To exactly match the data on the "Desired Result" sheet, select range A1:I23588 on "Sheet3" and sort column E (CFA code) in ascending order.

Display text entries in the data area of a pivot table

{56 Comments}

Assume a two column database of approximately 20,000 rows (say from A1:B20237).  The first column has vendor names and the second column has Part codes (alphanumeric string).  Headings are in A1:B1, say Vendor in cell A1 and Part_code in cell B1.  One vendor supplies multiple parts and therefore there would be repetitions of vendor names in column A.

The task is to reorient this database to show all part numbers in column A and parts supplied by those vendors should appear in different columns of that row.  If one attempts to create a pivot table, the problem would be with the data area of the pivot table.  When one drags the part codes (alphanumeric string) column to the data area, count of part number would appear instead of the actual part number.  This is the very nature of a pivot table.  Since it is a summarisation tool, one can never see text entries in the data area of a pivot table.

You may download the workbook showing both solutions (using MS Query and Power Query) from here.

Depending upon the version of MS Excel which you are using, there could be two ways to solve this problem

Solution for MS Excel 2010 and higher versions

If you are using the Power Query add-in, then a few simple steps (minimal formulas) can solve this problem.  The result will be dynamic and refreshable (just as in a Pivot Table).  You may refer to Solution2 - Power Query worksheet.

You may watch a short video of my solution here

Solution for all versions of MS Excel

You may refer to Solution1 - MS Query worksheet.  To reorient the data i.e. to view text entries in the data area of a pivot table, try the following approach:

1. In cell C1, type Count.  So the value in cell A1 is Vendor, in cell B1 is Part_code and in cell C1 is Count
2. In cell C2, enter =$B$1&" "&COUNTIF(A$2:A2,A2) and copy down.  Since the number of rows here are quite many, i would suggest copying in batches i.e. first copy down 5,000 rows, then another 5,000 rows and so on.  This is solely to prevent Excel from crashing and/or taking unduly long to process.
3. Select range A1:C20237 and press Ctrl+F3 > New.  In the name box, enter Dummy
4. Select range A1:C20237 and press Ctrl+T to convert to a Table.  This is to take care of data being added beyond row 20237.
5. Save the file and open a new worksheet (in the same workbook)
6. While on any cell in this new worksheet, go to Data > From Other Sources > From Microsoft Query > Excel Files > OK
7. Navigate to the folder where you saved the file in step 5 above, select the file and click on OK
8. With Dummy selected by default, press the > symbol.  This will show you three column headings in the right hand side box
9. Click on Next three times
10. Select the second option button and click on Finish
11. Click on the SQL button and delete all contents that you see there.  Type the following in the blank white space

TRANSFORM first(Part_code)
SELECT Vendor
FROM dummy
GROUP BY Vendor
PIVOT count

12. Click on OK
13. Go to Data > Return Data to MS Excel
14. In the Import Data box, select Table and in Existing sheet, select cell A1
15. Click on Finish

Data should now appear in the desired format.

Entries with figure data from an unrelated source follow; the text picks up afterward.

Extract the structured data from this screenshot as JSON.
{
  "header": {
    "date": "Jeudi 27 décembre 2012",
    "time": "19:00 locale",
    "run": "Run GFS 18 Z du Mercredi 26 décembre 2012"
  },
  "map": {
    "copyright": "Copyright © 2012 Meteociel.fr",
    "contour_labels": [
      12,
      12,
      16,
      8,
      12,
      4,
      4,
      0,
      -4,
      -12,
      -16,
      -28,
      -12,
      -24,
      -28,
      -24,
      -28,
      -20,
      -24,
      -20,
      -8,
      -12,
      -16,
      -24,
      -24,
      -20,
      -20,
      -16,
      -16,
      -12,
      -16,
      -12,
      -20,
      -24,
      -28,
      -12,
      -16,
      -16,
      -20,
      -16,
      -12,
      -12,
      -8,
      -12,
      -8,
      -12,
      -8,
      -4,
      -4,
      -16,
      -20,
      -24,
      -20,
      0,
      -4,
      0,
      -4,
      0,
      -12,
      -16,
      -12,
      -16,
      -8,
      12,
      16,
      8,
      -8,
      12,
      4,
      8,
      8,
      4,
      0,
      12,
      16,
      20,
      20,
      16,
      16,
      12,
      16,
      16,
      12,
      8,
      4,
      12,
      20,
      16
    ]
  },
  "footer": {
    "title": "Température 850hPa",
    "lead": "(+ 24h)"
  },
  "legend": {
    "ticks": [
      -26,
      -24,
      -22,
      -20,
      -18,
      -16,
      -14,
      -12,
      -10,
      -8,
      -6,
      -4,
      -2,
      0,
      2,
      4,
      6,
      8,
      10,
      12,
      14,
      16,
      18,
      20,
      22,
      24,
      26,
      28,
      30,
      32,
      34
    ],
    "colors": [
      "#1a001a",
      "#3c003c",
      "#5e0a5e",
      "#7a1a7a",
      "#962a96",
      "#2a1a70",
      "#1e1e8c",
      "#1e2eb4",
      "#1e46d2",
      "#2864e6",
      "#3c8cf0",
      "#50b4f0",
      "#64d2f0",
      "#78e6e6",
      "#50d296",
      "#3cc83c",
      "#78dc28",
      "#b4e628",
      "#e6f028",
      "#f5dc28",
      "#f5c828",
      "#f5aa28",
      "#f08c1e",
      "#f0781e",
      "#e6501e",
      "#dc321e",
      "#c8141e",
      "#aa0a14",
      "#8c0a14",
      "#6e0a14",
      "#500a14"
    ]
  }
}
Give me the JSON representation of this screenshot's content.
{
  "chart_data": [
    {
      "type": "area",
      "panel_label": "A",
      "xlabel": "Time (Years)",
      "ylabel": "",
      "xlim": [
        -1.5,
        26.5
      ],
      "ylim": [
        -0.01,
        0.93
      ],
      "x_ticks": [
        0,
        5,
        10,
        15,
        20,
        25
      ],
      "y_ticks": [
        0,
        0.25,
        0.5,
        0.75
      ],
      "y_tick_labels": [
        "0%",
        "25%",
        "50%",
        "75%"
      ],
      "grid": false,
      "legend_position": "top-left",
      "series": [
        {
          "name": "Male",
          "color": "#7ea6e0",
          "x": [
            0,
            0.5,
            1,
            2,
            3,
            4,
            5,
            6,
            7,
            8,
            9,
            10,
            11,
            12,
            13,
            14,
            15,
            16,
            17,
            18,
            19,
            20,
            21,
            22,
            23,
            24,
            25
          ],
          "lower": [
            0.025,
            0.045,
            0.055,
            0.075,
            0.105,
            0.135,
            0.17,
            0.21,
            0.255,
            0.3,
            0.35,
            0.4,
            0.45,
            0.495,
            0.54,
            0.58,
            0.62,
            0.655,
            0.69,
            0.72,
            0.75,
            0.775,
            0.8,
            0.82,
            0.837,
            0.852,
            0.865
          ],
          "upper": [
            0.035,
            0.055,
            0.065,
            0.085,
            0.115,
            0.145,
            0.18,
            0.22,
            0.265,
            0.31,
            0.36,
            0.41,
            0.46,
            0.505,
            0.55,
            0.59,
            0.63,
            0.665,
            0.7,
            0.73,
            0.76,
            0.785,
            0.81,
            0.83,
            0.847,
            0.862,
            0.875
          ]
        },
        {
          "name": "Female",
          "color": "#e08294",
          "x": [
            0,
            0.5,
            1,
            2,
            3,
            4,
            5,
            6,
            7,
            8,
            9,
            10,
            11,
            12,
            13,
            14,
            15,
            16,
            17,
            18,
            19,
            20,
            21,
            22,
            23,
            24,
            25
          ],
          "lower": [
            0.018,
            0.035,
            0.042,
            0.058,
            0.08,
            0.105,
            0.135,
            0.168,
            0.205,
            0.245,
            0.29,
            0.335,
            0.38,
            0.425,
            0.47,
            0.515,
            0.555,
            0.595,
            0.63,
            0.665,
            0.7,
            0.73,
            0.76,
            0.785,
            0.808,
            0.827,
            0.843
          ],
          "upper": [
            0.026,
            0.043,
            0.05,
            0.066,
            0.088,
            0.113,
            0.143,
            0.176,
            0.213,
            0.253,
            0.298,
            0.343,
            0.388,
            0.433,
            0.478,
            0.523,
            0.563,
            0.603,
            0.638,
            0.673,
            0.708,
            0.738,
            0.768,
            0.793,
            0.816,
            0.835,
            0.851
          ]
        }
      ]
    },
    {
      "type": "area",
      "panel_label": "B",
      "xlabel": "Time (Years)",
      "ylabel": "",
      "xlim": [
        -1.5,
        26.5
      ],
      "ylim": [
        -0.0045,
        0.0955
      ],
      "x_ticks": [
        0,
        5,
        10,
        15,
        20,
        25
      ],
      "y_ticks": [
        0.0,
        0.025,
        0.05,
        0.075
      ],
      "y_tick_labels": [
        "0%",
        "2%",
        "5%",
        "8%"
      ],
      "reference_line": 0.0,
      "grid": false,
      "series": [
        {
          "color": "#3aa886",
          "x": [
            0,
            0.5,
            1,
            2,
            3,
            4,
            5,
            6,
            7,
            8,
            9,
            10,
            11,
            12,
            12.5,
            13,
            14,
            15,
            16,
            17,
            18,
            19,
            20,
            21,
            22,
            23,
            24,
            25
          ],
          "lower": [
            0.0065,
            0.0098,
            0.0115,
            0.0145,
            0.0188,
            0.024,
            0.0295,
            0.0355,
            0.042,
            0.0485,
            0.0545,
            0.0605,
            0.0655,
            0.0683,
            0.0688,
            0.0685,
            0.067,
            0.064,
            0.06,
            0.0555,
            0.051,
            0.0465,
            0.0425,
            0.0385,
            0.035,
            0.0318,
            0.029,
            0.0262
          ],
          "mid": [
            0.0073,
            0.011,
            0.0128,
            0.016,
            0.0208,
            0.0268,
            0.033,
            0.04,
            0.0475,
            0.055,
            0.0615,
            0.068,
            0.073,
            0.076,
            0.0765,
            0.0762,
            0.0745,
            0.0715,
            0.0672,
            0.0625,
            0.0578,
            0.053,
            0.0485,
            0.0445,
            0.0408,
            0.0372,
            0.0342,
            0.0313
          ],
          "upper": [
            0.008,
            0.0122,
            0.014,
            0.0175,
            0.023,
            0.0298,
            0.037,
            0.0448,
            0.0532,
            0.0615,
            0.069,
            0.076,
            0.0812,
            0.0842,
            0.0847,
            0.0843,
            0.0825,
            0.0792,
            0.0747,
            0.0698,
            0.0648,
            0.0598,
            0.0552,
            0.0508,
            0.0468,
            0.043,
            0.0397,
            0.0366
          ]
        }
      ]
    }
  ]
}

For any changes to data in range A2:B20237, right-click on any cell in the output range and select Refresh.  Furthermore, since the range has been converted to a Table, you may even add further rows of data and simply right-click to Refresh the output data range.

To improve performance of your workbook, you may want to copy the formulas in column C and paste them as Values (Paste Special > Values).  Once again, do not paste special all values at once - do so in groups of 5,000 rows to prevent Excel from crashing and/or taking unduly long to process.